Leaders cannot afford to be rigid. Just ask Trump
"Sometimes, to move forward, you have to take a step back," a UAE-based corporate leader told me recently.
By Vicky Kapur (From the Executive Editor's desk)
Published: Sat 26 Jan 2019, 7:23 PM
Last updated: Sun 27 Jan 2019, 12:17 PM
In a surprise and a rather uncharacteristic climbdown on the Mexican border wall financing issue, US President Donald Trump finally blinked first and backed down to end, even if temporarily, the longest US government shutdown in history. The bill that Trump signed this Friday ended his 35-day-long stalemate with the Democrats over his demand for $5.7 billion to fund a wall along the US-Mexican border. The reopening of the government will pave the way to paying off the over 800,000 federal workers who've either been furloughed or forced to work without pay since December 22, 2018.
Even as the US leader said he would "make sure that all employees receive their back pay very quickly or as soon as possible," he forfeited the opportunity to give the reopening a human face - that of the federal workers. Instead, he chose to stick with his "wall or steel slats" pet theme. Even in his "surrender" (that's what the US media is putting it down as), Trump reiterated, in his typical aggressive negotiation style, that this was only an interim step and that he was ready to unleash the 'emergency' bazooka if he didn't get his way in the next 20-odd days.
Now, Trump is a renowned TV personality and former host of business reality shows like The Apprentice besides being the author of the 1987 bestseller The Art of the Deal. He's known to have cracked multi-billion dollar deals to his advantage in the blink of an eye. Maybe. But the way he's operated so far as the US President highlights that he's just got one negotiating style: to try and browbeat the opposition into submission. But what happens when a Kim Jong-un or a Nancy Pelosi dig in? He ends up giving up much more to such opponents at the altar of his ego.

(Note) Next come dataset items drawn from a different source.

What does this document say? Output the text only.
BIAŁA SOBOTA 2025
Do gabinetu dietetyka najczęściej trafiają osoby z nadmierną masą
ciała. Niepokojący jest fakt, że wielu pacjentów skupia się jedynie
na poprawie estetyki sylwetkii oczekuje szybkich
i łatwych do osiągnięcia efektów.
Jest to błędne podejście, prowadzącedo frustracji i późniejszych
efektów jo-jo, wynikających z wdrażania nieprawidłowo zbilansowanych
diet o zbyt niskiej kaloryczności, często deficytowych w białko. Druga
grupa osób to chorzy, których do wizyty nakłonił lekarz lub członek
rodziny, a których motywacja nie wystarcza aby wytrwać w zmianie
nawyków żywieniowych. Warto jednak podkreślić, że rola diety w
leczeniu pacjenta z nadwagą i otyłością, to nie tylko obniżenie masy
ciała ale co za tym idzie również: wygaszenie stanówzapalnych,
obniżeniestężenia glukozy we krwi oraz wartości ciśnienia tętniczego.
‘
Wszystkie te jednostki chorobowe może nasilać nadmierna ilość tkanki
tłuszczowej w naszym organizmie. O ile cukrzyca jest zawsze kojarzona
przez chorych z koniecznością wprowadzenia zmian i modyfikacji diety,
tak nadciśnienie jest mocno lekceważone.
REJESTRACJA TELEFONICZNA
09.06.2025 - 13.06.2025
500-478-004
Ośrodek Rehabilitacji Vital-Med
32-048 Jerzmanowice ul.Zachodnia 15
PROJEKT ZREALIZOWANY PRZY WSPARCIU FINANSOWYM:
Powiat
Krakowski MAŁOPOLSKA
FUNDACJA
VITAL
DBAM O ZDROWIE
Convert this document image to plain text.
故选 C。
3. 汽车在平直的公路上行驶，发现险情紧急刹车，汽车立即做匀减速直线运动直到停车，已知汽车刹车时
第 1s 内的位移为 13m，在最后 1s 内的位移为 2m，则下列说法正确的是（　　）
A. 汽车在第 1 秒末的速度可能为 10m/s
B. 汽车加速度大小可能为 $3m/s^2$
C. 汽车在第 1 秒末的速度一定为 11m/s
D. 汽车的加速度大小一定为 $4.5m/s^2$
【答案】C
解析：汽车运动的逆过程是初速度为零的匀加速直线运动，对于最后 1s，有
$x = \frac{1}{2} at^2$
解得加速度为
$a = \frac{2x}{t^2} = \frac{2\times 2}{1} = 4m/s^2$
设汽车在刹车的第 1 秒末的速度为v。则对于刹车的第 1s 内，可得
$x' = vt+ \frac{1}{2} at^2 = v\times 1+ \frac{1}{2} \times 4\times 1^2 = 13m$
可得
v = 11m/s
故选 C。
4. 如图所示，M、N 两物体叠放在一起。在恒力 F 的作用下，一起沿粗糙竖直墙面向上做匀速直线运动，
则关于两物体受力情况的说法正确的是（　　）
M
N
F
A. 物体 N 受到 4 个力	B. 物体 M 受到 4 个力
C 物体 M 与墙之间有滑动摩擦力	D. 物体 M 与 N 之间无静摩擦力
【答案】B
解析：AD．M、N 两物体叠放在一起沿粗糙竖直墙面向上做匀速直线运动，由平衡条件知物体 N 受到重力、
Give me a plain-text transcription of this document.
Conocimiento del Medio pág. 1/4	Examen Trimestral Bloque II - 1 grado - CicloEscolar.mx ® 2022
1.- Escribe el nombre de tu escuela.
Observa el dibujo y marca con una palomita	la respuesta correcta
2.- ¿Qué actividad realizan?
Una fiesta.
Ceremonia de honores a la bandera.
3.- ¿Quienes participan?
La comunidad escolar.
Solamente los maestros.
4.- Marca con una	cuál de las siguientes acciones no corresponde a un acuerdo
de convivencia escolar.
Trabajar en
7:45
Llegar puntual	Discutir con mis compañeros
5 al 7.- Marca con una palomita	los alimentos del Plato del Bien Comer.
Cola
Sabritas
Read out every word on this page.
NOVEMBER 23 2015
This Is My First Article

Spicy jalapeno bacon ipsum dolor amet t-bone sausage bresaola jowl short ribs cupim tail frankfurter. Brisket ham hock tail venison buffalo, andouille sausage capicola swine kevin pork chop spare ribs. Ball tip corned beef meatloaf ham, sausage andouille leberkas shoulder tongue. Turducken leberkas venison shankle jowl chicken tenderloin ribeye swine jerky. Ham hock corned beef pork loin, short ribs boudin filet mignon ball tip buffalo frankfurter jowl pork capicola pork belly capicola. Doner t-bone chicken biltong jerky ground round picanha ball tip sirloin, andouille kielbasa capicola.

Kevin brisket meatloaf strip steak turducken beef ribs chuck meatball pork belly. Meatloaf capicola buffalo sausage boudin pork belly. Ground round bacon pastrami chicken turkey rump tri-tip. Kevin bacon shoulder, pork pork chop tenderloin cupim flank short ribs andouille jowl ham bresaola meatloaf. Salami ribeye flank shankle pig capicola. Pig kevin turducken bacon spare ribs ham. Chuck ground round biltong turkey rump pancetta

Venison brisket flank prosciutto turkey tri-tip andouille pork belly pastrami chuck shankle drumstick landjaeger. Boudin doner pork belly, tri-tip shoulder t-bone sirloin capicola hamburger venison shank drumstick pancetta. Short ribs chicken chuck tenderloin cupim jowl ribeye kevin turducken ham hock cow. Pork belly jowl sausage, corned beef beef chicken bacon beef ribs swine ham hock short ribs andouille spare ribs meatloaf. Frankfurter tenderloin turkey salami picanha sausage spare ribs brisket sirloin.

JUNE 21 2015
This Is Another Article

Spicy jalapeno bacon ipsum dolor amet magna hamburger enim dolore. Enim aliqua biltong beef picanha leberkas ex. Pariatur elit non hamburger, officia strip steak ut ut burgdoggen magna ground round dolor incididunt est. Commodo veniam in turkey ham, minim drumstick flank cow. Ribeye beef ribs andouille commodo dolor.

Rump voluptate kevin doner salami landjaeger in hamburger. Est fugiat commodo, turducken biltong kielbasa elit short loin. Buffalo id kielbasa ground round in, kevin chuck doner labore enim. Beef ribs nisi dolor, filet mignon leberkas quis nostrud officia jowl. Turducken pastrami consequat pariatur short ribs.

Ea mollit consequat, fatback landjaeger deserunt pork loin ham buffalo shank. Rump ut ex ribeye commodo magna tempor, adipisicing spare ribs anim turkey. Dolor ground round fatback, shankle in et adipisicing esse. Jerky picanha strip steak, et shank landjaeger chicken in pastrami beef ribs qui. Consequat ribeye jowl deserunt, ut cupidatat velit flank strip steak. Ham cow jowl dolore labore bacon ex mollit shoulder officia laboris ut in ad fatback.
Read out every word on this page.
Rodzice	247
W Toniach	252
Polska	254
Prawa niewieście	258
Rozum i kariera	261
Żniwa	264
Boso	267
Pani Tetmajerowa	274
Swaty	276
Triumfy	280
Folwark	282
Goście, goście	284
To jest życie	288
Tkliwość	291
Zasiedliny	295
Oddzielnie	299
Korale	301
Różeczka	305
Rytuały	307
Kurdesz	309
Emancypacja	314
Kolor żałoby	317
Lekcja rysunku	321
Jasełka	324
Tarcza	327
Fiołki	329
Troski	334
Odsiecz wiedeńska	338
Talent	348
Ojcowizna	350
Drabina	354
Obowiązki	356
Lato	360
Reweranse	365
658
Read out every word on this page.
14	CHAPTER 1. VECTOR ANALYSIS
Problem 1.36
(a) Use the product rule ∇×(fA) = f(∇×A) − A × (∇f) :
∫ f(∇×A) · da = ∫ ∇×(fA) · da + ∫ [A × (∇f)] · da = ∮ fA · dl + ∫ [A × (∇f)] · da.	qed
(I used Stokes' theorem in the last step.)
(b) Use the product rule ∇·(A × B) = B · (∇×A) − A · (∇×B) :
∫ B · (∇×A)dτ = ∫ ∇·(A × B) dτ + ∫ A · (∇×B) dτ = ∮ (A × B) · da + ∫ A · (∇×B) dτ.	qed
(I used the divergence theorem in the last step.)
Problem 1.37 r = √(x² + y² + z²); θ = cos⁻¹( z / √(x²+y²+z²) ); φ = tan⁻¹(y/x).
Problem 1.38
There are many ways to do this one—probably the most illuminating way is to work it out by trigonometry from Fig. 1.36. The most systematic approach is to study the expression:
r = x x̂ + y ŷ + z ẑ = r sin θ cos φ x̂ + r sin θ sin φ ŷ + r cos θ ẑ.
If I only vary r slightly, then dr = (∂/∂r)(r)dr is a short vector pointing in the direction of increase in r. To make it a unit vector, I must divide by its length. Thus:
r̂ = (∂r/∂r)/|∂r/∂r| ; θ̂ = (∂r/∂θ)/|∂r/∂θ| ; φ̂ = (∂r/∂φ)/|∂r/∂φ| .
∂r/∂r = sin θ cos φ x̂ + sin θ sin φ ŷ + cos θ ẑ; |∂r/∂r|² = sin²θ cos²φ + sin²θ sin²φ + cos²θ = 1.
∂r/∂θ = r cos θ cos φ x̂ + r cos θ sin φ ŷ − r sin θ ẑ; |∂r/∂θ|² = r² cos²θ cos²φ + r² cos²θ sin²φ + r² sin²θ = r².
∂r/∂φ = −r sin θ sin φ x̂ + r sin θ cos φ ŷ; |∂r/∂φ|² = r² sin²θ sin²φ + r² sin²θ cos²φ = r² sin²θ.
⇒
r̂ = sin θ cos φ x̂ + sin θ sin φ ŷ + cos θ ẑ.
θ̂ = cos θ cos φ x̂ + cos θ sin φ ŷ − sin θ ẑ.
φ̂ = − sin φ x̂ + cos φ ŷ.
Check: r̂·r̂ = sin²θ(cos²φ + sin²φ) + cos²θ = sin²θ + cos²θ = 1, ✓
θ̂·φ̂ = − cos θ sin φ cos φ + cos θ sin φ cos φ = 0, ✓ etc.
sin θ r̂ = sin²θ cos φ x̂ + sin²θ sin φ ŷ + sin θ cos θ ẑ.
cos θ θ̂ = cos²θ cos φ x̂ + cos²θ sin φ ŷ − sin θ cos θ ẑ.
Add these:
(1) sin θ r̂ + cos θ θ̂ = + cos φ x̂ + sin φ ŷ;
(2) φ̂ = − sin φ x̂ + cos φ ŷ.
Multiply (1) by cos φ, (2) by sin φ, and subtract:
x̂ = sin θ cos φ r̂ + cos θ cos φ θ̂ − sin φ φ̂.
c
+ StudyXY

If you're a businessman, such temper tantrums are bad for your finances. But when you're the President of the United States, being stubborn can be bad not just for your own country but also for a good part of the world.
Whether in politics or in the corporate world, we come across examples of both good and bad leaders. More likely, leaders can be both good and bad at the same time. Leaders can be visionaries but may still throw tantrums. They can be honest to the core but still be very self-centred. They can have great decision-making abilities but still be overly demanding. They can be committed and impulsive, empowering and frustrating, creative and unmanageable. all at the same time. Leaders, like the rest of us, are only human.
But the one thing that a leader cannot afford to be is stubborn. Soft negotiations where you show respect to the other side and their demands is a proven technique to bring in results. An interesting recent conversation I had with one of the top corporate heads of a UAE-based business group defogged this very complex issue quite simply. "Sometimes, to move forward, you have to take a step back," the leader told me in response to a question regarding a recent development. "Like a tiger crouching before jumping," he said. Maybe it's time for Trump to crouch and yield on the border wall issue.